Saturday, July 19

Buddhahood

You know, I’m just not a shopper.

This morning’s excursion was to the largest antiques market in China. Not a tourist trap, like the jade, pearl, and silk factories, but an honest-to-goodness street market patronized by locals and tourists alike. Acres of goods, from garden statuary to furniture, old books to antique radios. Ceramics, art, dolls, metalwork. Side shops selling jadeite and pearls.

Eh.

Mobbed, as everything is mobbed in Beijing. The air was horrible, filled with the smoke of fragrant incense and stinking Chinese cigarettes. My eyes burned. And the heat was unbearable today. After an hour I had to leave, so we went back to the bus, found a shady spot to wait in until the others returned. We didn’t buy anything, though others in our group found treasures to take back home.

Lunch.

In the afternoon, the Yong He Gong, a magnificent Tibetan Buddhist temple. I’d provide a link for you (as I’m too tired to write about it tonight), but for some reason the sites I’ve found seem to be blocked here.
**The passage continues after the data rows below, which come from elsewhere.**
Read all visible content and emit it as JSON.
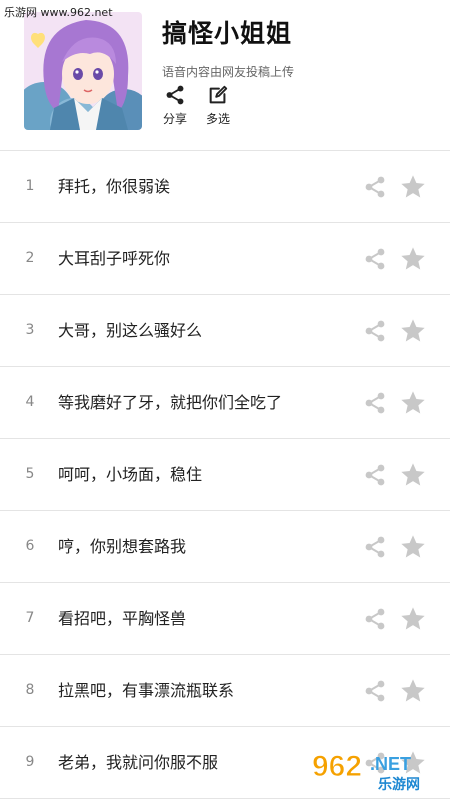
{
  "watermark": {
    "site_text": "乐游网 www.962.net",
    "logo_number": "962",
    "logo_net": ".NET",
    "logo_cn": "乐游网"
  },
  "header": {
    "title": "搞怪小姐姐",
    "subtitle": "语音内容由网友投稿上传",
    "share_label": "分享",
    "multi_select_label": "多选"
  },
  "items": [
    {
      "index": "1",
      "text": "拜托，你很弱诶"
    },
    {
      "index": "2",
      "text": "大耳刮子呼死你"
    },
    {
      "index": "3",
      "text": "大哥，别这么骚好么"
    },
    {
      "index": "4",
      "text": "等我磨好了牙，就把你们全吃了"
    },
    {
      "index": "5",
      "text": "呵呵，小场面，稳住"
    },
    {
      "index": "6",
      "text": "哼，你别想套路我"
    },
    {
      "index": "7",
      "text": "看招吧，平胸怪兽"
    },
    {
      "index": "8",
      "text": "拉黑吧，有事漂流瓶联系"
    },
    {
      "index": "9",
      "text": "老弟，我就问你服不服"
    }
  ],
  "icons": {
    "share": "share-icon",
    "edit": "edit-icon",
    "star": "star-icon"
  },
  "colors": {
    "icon_gray": "#c8c8c8",
    "divider": "#e4e4e4",
    "title": "#111111"
  }
}
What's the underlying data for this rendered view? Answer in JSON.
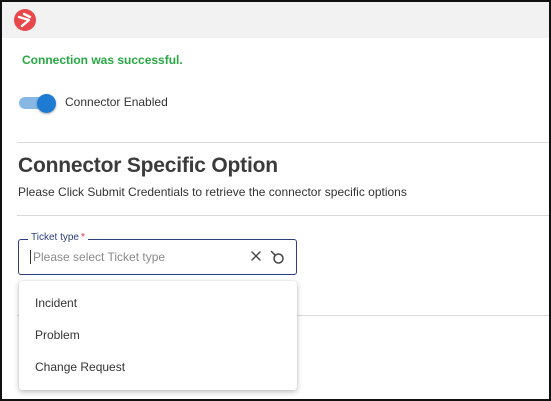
{
  "status": {
    "message": "Connection was successful.",
    "color": "#27a843"
  },
  "connector_toggle": {
    "label": "Connector Enabled",
    "enabled": true
  },
  "section": {
    "title": "Connector Specific Option",
    "description": "Please Click Submit Credentials to retrieve the connector specific options"
  },
  "ticket_type": {
    "label": "Ticket type",
    "required_marker": "*",
    "value": "",
    "placeholder": "Please select Ticket type"
  },
  "dropdown": {
    "options": [
      "Incident",
      "Problem",
      "Change Request"
    ]
  },
  "icons": {
    "logo": "brand-logo-icon",
    "clear": "close-icon",
    "search": "search-icon"
  },
  "colors": {
    "brand": "#e8474c",
    "accent": "#1d7bd4",
    "field_border": "#2c3f7c",
    "required": "#d9363e"
  }
}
I don’t write much about our meals because they are all the same: a variety of meat and vegetable dishes served family style. Don’t get me wrong--the food is quite good: well-prepared and fresh. But, it’s a little like eating at one of our Rochester Chinese buffets for breakfast, lunch, and dinner. Every. Day.

Tonight I’m skipping the “clash of the choruses” and hanging out in the room, washing out underwear and socks and drinking a kind of Chinese sherry that tastes like a cross between sweetened soy sauce and gasoline. I’ll get back to my regular boring diet of cheap Chilean wine and popcorn soon enough, so I’m enjoying the new flavors. I’ve discovered jasmine tea and pineapple sandwich cookies; Asahi super “dry” beer and steamed buns from the deli.

Maybe it’s time to try some of the more exotic local specialties. Crickets, pig’s feet. But--what if I fall in love with scorpion-on-a-stick? That’s a craving I can’t satisfy in Rochester (as far as I know).

1 comment:

Anonymous said...

Oooooh, trust me, that food sounds FAAR better than our choices in Italy in 2000. The food there was just attrocious, not very good with few choices. I wasn't even impressed with the restaurants. From what Andrew Zimmern and Anthony Bourdain say on The Travel Channel, Scorpion-on-a-Stick is good....and I have NO intention to find out!